On Fri, Jun 03, 2016 at 12:38:40PM -0400, Oleg Drokin wrote:
> I am dropping NFS people since it seems to be converting into a generic VFS/dcache bug even though you need NFS or the like to trigger it - the lookup_open path.

NFS bug is real; there might very well be something else, but that d_drop()
in nfs_atomic_open() needs to be restored.

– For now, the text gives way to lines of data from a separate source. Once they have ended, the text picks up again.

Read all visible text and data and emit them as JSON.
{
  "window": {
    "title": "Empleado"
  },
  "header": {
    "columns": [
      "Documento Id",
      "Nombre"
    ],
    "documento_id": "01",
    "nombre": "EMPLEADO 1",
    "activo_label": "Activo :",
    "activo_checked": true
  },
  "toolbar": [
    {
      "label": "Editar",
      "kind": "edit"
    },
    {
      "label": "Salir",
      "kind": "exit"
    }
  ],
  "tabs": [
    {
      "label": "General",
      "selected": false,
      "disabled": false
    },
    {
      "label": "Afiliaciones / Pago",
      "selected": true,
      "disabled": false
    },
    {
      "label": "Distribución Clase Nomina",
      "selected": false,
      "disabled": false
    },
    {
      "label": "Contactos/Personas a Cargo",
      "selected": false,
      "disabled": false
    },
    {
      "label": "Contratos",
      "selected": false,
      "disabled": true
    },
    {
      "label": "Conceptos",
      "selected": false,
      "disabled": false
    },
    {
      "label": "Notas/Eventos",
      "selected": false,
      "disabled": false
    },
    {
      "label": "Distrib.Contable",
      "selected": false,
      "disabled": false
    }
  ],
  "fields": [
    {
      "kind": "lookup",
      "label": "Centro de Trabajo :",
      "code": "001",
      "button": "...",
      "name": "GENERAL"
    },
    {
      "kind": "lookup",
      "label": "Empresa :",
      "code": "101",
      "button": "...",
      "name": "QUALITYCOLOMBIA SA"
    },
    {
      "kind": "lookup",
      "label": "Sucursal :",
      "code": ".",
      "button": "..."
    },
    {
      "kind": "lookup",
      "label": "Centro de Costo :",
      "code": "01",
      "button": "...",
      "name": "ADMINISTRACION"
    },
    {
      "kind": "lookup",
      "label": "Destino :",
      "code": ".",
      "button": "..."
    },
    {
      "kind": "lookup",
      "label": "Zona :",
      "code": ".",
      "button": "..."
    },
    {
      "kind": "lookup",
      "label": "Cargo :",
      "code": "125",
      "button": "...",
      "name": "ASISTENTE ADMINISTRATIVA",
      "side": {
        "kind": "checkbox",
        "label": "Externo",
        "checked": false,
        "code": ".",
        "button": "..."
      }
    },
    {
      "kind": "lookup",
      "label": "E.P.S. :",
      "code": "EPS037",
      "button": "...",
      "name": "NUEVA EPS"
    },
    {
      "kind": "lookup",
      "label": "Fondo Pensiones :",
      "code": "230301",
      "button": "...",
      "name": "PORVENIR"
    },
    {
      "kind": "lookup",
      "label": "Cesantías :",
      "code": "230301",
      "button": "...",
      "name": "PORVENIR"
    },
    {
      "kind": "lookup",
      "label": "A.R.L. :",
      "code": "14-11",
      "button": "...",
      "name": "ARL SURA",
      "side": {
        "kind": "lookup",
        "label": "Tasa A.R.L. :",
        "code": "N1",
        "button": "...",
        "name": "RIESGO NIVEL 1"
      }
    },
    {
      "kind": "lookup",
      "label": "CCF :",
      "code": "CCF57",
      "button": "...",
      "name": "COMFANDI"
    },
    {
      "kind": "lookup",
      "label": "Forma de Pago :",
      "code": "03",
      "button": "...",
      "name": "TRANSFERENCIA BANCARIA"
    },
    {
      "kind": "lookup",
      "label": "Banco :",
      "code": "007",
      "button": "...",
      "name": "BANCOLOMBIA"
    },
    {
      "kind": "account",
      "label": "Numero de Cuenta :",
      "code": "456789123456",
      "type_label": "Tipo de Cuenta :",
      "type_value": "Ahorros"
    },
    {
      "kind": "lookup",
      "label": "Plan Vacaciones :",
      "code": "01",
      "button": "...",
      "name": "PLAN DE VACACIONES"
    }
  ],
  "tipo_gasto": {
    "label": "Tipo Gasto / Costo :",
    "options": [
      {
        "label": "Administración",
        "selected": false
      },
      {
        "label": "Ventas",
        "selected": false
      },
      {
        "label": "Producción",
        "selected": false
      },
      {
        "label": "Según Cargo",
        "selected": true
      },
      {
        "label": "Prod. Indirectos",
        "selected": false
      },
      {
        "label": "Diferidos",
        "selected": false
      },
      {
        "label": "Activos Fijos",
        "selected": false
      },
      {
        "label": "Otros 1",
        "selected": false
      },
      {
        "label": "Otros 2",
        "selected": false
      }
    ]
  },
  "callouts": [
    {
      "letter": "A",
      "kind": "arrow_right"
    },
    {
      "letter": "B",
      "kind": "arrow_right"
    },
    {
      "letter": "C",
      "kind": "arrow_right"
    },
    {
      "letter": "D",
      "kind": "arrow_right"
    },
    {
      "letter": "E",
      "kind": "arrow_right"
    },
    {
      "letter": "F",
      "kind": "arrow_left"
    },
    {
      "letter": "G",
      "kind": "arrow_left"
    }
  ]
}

> [ 2642.364383] BUG: unable to handle kernel paging request at ffff880113f82000
> [ 2642.365014] IP: [<ffffffff817f87d4>] bad_gs+0xd1d/0x1ba9

*ow*
Could you dump your vmlinux (and System.map) somewhere on anonftp?
This 'bad_gs' is there simply because it's one of the few labels in
.fixup - to say anything useful we'll need to find out where we'd
really come from.

> [ 2642.369810] RIP: 0010:[<ffffffff817f87d4>] [<ffffffff817f87d4>] bad_gs+0xd1d/0x1ba9
> [ 2642.370750] RSP: 0018:ffff8800d7277ba0 EFLAGS: 00010286
> [ 2642.371239] RAX: ffff8800c3a6ff30 RBX: ffff8800c3a6ff00 RCX: ffff880113f82000
> [ 2642.371765] RDX: ffff880113f82000 RSI: 0000000000000000 RDI: 0000000000000002
> [ 2642.372286] RBP: ffff8800d7277be8 R08: 0000000000000000 R09: ffff8800c3a6fed0
> [ 2642.372818] R10: 0000000000000059 R11: ffff8800d6956dd0 R12: ffff880111567ed0
> [ 2642.373415] R13: ffff8800d7277df0 R14: ffff8800c3a6ff50 R15: 0000000084832a57
> [ 2642.373940] FS: 00007fa1814a4700(0000) GS:ffff88011f480000(0000) knlGS:0000000000000000
> [ 2642.374877] CS: 0010 DS: 0000 ES: 0000 CR0: 0000000080050033
> [ 2642.375378] CR2: ffff880113f82000 CR3: 00000000d605c000 CR4: 00000000000006e0
> [ 2642.375881] Stack:
> [ 2642.376295] ffffffff81243a55 0000000000000096 ffff880113f82000 ffffffff00000002
> [ 2642.377204] 000000000000bc04 ffff8800d7277df0 ffff880111567ed0 ffff8800d7277de0
> [ 2642.378113] ffff8800d7277df0 ffff8800d7277c18 ffffffff81243c84 ffffffff81236c4e
> [ 2642.379022] Call Trace:
> [ 2642.379451] [<ffffffff81243a55>] ? __d_lookup+0x5/0x1b0
> [ 2642.379920] [<ffffffff81243c84>] d_lookup+0x84/0xb0
> [ 2642.380388] [<ffffffff81236c4e>] ? lookup_open+0xfe/0x7a0
> [ 2642.380862] [<ffffffff81236c4e>] lookup_open+0xfe/0x7a0
> [ 2642.381374] [<ffffffff81237c3f>] path_openat+0x94f/0xfc0
> [ 2642.381852] [<ffffffff8123935e>] do_filp_open+0x7e/0xe0
> [ 2642.382182] [<ffffffff81233110>] ? lock_rename+0x100/0x100
> [ 2642.382747] [<ffffffff817f4947>] ? _raw_spin_unlock+0x27/0x40
> [ 2642.383324] [<ffffffff8124877c>] ? __alloc_fd+0xbc/0x170
> [ 2642.383864] [<ffffffff81226896>] do_sys_open+0x116/0x1f0
> [ 2642.384230] [<ffffffff8122698e>] SyS_open+0x1e/0x20
> [ 2642.384569] [<ffffffff817f5136>] entry_SYSCALL_64_fastpath+0x1e/0xad
> [ 2642.398718] Code: e1 03 49 d3 e8 e9 61 ae a4 ff 48 8d 0a 48 83 e1 f8 4c 8b 01 8d 0a 83 e1 07 c1 e1 03 49 d3 e8 e9 20 af a4 ff 48 8d 0a 48 83 e1 f8 <4c> 8b 01 8d 0a 83 e1 07 c1 e1 03 49 d3 e8 e9 9b b3 a4 ff b9 f2
> [ 2642.400892] RIP [<ffffffff817f87d4>] bad_gs+0xd1d/0x1ba9
> [ 2642.401417] RSP <ffff8800d7277ba0>
> [ 2642.401856] CR2: ffff880113f82000
>
> Hm, somehow crashdumping support is broken for the newish kernels on my test box, I guess
> I'll try to fix it and then re-reproduce to better understand what's going on here,
> this trace is all I have for now in case anybody has any immediate ideas.

PS: Oleg, fix your MUA, please - long lines in mail are bloody annoying.